In case it somehow isn’t clear from the subset of his lecture I quoted, this is literally sexual harassment and of course I didn’t do that. But the mistake I made, and the reason I’m writing about this, was to think I could separate his terrible advice from his therapy. I was self-aware enough to identify ways he was asking me to hurt others, and to ignore that advice.
But I wasn’t self-aware enough to identify the ways our therapy sessions were hurting me, and that made my depression worse in ways I’m still sorting out a few years later. (I’m not willing to write about this in more detail, sorry.) I think the upshot is that when you’re in a severe mental health episode you tend to feel like crap, and that means that when other people treat you like crap you don’t always realize the problem is with them and not with you.
But even if your “standing up for yourself” sense is totally broken, you might still notice that your therapist (or really anyone else in your life) is mistreating other people — either directly or by asking you to do so — and this should be a huge red flag that they might be mistreating you too.
Epilogue: Feeling Comfortable
This is an epilogue because I don’t have more than a few sentences to say about it, but therapy should be somewhere you feel comfortable being completely honest. If you’re the sort of person it takes a while to completely open up that’s okay! But if you’ve been seeing a therapist for a few months and you still haven’t told them you stay up at night thinking of ways to kill yourself, it’s probably time to find a new therapist.
I had a whole lot of anxiety the first time I quit a therapist because I (incorrectly) felt an obligation to stay with him because of “what he’d done for me”. (In hindsight, a lot of damage!) You are literally paying your therapist, and you should only stay with them as long as they’re helping you.
Unlike breakups, there’s no obligation to see your therapist in person or think through how they’ll take it or anything like that, especially if you’ve started to feel uncomfortable with them. You can just send a text or an email saying you won’t be coming to therapy anymore. They’re used to this and it’s completely okay.
Best of luck finding a therapist who works for you!!
Update: Some additional thoughts from my friend Lillian McKinley
Quoted with her permission:
- “There are licensed therapists and unlicensed people who usually can't call themselves therapists. A licensed therapist will not have a problem giving you information about their qualifications and licensure.

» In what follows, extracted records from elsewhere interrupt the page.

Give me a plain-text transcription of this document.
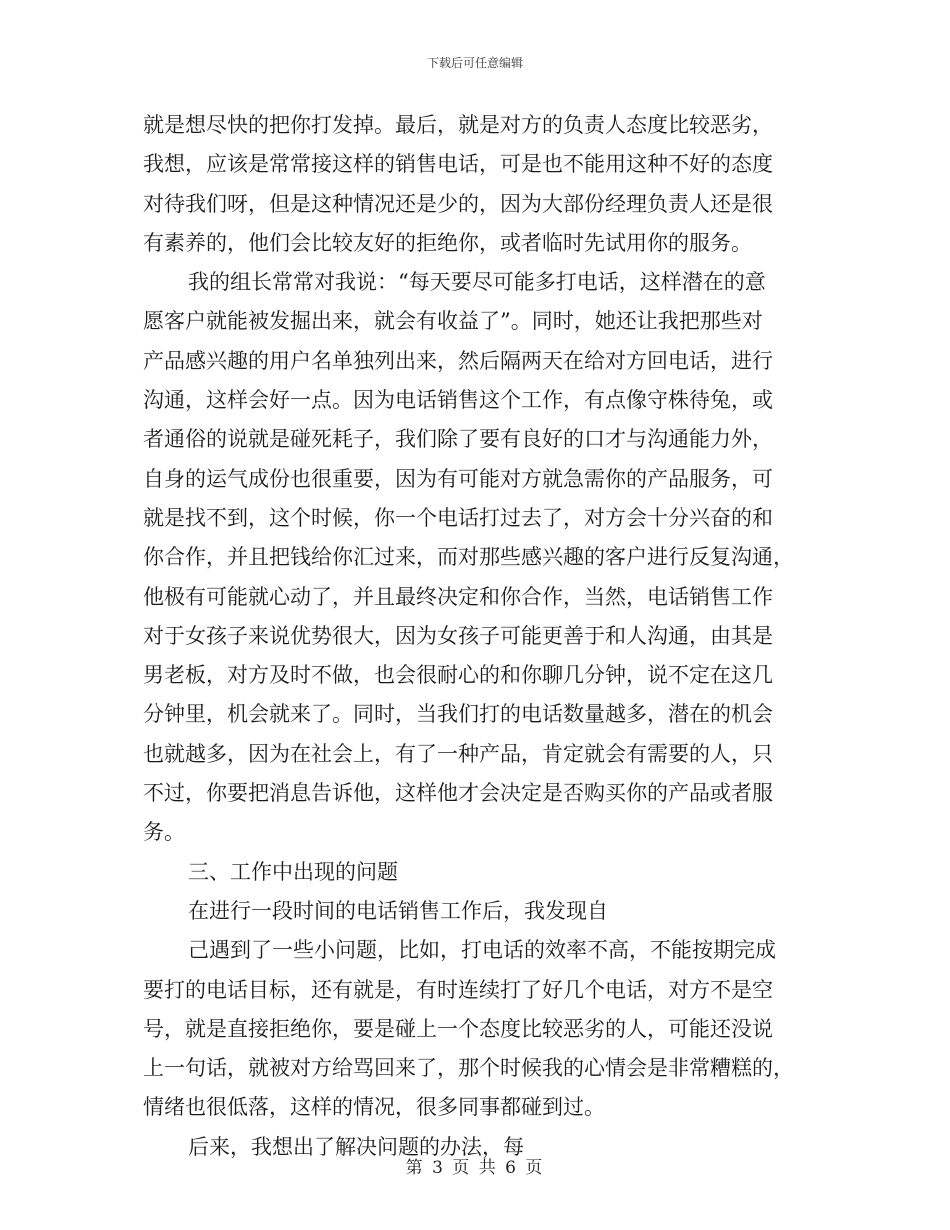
下载后可任意编辑
就是想尽快的把你打发掉。最后，就是对方的负责人态度比较恶劣，
我想，应该是常常接这样的销售电话，可是也不能用这种不好的态度
对待我们呀，但是这种情况还是少的，因为大部份经理负责人还是很
有素养的，他们会比较友好的拒绝你，或者临时先试用你的服务。
我的组长常常对我说：“每天要尽可能多打电话，这样潜在的意
愿客户就能被发掘出来，就会有收益了”。同时，她还让我把那些对
产品感兴趣的用户名单独列出来，然后隔两天在给对方回电话，进行
沟通，这样会好一点。因为电话销售这个工作，有点像守株待兔，或
者通俗的说就是碰死耗子，我们除了要有良好的口才与沟通能力外，
自身的运气成份也很重要，因为有可能对方就急需你的产品服务，可
就是找不到，这个时候，你一个电话打过去了，对方会十分兴奋的和
你合作，并且把钱给你汇过来，而对那些感兴趣的客户进行反复沟通，
他极有可能就心动了，并且最终决定和你合作，当然，电话销售工作
对于女孩子来说优势很大，因为女孩子可能更善于和人沟通，由其是
男老板，对方及时不做，也会很耐心的和你聊几分钟，说不定在这几
分钟里，机会就来了。同时，当我们打的电话数量越多，潜在的机会
也就越多，因为在社会上，有了一种产品，肯定就会有需要的人，只
不过，你要把消息告诉他，这样他才会决定是否购买你的产品或者服
务。
三、工作中出现的问题
在进行一段时间的电话销售工作后，我发现自
己遇到了一些小问题，比如，打电话的效率不高，不能按期完成
要打的电话目标，还有就是，有时连续打了好几个电话，对方不是空
号，就是直接拒绝你，要是碰上一个态度比较恶劣的人，可能还没说
上一句话，就被对方给骂回来了，那个时候我的心情会是非常糟糕的，
情绪也很低落，这样的情况，很多同事都碰到过。
后来，我想出了解决问题的办法，每
第 3 页 共 6 页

- Conversion therapy isn't just a red flag; in many states, it's also illegal. If you're somewhere it's illegal (which includes the whole state of Illinois) and a licensed therapist says they practice it, you should definitely report them. Unfortunately, there's not much that can be done about unlicensed therapists who offer it, but you can also report unlicensed people who are pretending to be real therapists.
- Psychology Today has a lot of filters to find demographic fits, including queer identity, race, religion, and language. There are also directories for some specific groups, like the Poly-Friendly Directory or Kink-Aware Professionals. I know that directories exist for Black therapists and AAPI therapists, but not what they're called offhand.

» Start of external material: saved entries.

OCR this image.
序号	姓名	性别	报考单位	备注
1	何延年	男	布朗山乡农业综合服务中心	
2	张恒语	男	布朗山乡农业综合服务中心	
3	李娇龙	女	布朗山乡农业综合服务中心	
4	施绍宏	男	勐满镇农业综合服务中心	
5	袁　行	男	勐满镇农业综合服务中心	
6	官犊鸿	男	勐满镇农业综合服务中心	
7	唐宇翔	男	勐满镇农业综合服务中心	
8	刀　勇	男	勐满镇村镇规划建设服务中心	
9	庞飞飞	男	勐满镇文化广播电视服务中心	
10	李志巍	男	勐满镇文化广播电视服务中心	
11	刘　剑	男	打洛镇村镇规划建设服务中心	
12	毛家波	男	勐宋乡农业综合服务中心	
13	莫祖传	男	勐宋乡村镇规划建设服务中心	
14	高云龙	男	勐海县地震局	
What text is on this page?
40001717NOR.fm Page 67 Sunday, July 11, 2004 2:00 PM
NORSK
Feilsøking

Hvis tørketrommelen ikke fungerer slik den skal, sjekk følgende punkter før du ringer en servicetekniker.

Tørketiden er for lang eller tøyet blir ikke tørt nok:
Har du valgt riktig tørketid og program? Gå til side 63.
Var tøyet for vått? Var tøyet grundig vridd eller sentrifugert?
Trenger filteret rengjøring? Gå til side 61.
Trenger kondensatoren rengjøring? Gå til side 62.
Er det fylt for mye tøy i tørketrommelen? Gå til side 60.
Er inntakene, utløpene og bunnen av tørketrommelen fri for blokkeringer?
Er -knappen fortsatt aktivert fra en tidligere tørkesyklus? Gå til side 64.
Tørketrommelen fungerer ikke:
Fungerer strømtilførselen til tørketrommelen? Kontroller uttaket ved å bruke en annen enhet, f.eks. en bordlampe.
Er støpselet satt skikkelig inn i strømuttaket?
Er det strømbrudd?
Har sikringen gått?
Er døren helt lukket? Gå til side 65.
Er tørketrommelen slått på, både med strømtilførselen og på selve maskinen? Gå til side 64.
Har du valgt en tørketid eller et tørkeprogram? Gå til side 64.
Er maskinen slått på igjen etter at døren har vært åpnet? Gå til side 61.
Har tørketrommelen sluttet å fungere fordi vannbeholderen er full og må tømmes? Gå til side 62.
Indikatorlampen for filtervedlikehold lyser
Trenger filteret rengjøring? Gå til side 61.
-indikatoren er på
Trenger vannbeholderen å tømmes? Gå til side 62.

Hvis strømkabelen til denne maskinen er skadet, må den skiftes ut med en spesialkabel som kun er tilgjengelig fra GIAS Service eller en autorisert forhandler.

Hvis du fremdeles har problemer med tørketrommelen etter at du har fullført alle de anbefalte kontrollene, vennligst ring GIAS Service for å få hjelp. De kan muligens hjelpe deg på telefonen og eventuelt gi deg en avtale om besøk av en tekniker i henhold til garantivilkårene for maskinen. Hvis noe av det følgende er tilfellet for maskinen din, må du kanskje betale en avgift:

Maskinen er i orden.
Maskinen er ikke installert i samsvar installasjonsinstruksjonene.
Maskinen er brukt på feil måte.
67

- Most directories or websites will mention insurance info. Psychology Today has a filter for it. Insurance companies have their own directories. Absolutely none of those are fully reliable and the best thing to do is check a therapist's own website or ask them.”
I have friends who have had really bad experiences with this. Shame on those therapists. Shame shame shame shame shame.
This article is important and should be published in a mainstream journal, Colin. Thank you for putting pen to paper about it.
This is so important! Thank you Colin!!!